Soon, all of its glory will be over. Washington, Oregon, UCLA and USC will all join the Big Ten, and the West will cease to exist. The division that brought us extreme parity followed by an eventual blowout loss in the Big Ten Championship game every year will be no more. It’s truly the end of an era.
Regardless of your opinion on conference expansion, make no mistake, the Big Ten West was a good thing for Northwestern. It was the West that brought ‘Cats’ fans two Big Ten Championship Game appearances. It was the West that allowed Northwestern to be competitive in a conference chock-full of high-level talent.
Things will not be the same for the ‘Cats next year. More talent is coming, and the safeguard that was the West will no longer be there to help shield from it. Especially given the current state of the program, Northwestern might be in for a very difficult adjustment.
But the West meant something to lots of fans outside of Evanston too. Since the division’s first year in 2014, rivalries have deepened, late-season drama has been prevalent, and fans have grown to appreciate competing to be the best of the West. While the East has always had more talented, traditional powerhouses of the Big Ten, the West carved out a role for itself in college football. It was where you went to watch some hard-nosed, tough, young football players working their butts off.
The Minnesota Golden Gophers gave us a consistently frisky ground-and-pound team. The Nebraska Cornhuskers gave us the flukiest August win ever in a foreign country. The Wisconsin Badgers gave Big Ten West fans some hope that it could be a team from our side to emerge victorious in the Championship.
The Iowa Hawkeyes were the other dominant force of the West — if you can really call any of these teams one. They put on display the best defense any football fan can ever remember watching. but they could rarely score points.
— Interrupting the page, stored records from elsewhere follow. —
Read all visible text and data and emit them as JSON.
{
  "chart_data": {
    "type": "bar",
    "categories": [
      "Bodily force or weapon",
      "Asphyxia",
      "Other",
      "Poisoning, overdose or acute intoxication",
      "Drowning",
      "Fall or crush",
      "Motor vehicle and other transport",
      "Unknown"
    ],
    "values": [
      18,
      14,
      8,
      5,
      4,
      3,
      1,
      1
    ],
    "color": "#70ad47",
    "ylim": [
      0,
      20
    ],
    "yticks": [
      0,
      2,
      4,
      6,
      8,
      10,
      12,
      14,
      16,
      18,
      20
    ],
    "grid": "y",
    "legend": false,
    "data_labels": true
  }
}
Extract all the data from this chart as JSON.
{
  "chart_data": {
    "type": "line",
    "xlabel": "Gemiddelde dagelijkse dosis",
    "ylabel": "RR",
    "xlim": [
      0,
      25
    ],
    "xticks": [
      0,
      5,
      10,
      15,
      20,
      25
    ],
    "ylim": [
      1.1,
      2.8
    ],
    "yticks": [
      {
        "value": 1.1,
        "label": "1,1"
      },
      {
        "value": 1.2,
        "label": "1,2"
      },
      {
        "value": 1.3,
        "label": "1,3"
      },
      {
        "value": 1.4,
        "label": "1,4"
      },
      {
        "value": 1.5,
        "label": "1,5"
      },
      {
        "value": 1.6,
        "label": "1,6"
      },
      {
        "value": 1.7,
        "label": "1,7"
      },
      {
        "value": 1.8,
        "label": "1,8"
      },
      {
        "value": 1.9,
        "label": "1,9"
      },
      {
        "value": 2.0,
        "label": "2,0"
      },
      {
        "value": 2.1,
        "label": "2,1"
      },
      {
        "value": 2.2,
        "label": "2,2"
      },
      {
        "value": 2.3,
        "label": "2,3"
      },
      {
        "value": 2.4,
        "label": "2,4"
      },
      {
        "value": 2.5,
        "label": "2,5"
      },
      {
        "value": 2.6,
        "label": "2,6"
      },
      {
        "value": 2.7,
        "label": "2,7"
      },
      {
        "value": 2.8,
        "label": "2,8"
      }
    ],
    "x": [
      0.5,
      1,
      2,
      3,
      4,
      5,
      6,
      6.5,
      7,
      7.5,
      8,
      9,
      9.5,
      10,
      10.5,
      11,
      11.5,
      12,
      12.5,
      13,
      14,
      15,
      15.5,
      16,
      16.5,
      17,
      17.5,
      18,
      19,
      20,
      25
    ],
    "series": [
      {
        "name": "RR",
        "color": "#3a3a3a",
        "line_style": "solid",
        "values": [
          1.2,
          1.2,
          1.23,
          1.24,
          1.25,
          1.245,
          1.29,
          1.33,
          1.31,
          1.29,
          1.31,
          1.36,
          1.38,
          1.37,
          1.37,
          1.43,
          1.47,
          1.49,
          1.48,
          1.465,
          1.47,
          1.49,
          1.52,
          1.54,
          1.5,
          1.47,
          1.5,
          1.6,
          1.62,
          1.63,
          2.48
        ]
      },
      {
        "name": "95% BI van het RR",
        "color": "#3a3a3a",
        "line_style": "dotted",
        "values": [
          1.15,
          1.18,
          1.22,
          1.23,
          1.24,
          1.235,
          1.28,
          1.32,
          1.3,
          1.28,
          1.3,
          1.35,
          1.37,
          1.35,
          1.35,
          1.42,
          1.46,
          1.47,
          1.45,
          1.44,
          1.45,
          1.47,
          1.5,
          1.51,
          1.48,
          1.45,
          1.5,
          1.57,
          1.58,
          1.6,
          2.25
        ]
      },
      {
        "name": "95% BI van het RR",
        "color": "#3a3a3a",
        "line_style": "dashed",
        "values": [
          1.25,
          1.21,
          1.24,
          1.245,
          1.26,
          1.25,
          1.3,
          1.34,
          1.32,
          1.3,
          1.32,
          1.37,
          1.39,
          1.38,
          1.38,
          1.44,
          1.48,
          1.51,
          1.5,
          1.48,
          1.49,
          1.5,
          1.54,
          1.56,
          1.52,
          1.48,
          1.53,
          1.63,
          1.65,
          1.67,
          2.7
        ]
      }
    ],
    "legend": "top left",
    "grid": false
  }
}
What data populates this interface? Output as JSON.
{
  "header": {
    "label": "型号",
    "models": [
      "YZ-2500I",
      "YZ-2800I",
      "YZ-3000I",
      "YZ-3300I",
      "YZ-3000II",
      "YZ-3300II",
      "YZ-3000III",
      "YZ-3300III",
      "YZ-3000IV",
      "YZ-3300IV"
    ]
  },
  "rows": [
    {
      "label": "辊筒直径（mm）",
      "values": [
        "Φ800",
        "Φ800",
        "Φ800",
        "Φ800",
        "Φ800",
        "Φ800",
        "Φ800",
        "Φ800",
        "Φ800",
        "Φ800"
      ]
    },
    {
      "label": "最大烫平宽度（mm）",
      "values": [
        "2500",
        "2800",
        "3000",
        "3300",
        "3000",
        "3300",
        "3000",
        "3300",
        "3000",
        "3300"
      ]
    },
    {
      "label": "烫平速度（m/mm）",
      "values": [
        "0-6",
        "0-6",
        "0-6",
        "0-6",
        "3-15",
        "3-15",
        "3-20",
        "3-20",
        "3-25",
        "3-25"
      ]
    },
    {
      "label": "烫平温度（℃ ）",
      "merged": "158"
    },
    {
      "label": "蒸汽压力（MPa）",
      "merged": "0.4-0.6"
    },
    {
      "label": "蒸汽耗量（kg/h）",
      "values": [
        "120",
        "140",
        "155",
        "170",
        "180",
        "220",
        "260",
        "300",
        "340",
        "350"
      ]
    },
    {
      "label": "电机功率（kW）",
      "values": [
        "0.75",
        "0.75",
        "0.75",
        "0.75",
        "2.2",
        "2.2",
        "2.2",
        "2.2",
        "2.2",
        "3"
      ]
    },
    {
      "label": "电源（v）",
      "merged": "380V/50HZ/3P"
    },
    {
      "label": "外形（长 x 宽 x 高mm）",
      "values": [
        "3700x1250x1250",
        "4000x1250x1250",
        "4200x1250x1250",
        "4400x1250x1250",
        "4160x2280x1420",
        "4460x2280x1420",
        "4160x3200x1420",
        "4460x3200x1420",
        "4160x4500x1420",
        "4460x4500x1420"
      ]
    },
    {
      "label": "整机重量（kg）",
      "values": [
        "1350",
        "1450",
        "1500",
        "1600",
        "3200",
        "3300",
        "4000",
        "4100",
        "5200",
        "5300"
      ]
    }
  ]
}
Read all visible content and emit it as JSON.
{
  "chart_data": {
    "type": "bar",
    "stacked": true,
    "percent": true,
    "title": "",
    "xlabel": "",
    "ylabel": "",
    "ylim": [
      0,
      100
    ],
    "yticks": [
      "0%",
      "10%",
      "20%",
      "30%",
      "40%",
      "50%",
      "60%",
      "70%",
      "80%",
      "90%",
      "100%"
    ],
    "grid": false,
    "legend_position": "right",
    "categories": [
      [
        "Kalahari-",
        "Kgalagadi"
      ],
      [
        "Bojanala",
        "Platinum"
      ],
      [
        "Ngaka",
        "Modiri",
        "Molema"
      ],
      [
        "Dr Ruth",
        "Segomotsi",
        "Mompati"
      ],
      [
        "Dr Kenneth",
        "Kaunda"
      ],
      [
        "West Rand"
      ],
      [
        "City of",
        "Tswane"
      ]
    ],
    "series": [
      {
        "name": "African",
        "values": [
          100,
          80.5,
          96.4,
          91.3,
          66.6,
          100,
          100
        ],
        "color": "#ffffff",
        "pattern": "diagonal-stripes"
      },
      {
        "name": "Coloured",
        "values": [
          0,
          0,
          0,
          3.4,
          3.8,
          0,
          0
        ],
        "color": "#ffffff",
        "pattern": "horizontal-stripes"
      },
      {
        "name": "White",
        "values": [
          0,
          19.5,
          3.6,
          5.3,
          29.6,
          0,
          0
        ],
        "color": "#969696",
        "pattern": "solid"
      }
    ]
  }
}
The Purdue Boilermakers gave Northwestern fans a nice little winnable game (until recent years) on the schedule.
Illinois was also in the west, but there’s not much to say about them. I suppose they gave us a team to hate above all others, and lately, some serious Thanksgiving break pain. But that was the beauty of the Big Ten West. One weekend would feature a painful loss and the next would have a bounce-back upset that turned the whole season on its head.
The Big Ten itself may feature more high-level talent and more high-profile matchups next year, but you heard it here first, it’s gonna miss the allure of the Big Ten West. Nothing will be the same when many of the teams I just listed, if not all of them, are uncompetitive.
So let’s remember the Big Ten West and all that it meant to Midwest sports fans everywhere. There was nothing else like it, and there never will be. As we ride out the final season of its existence, the legacy of the West will live on in all the fans who were glued to their TVs every Saturday. Its rivalries, its intensity and its impact will endure.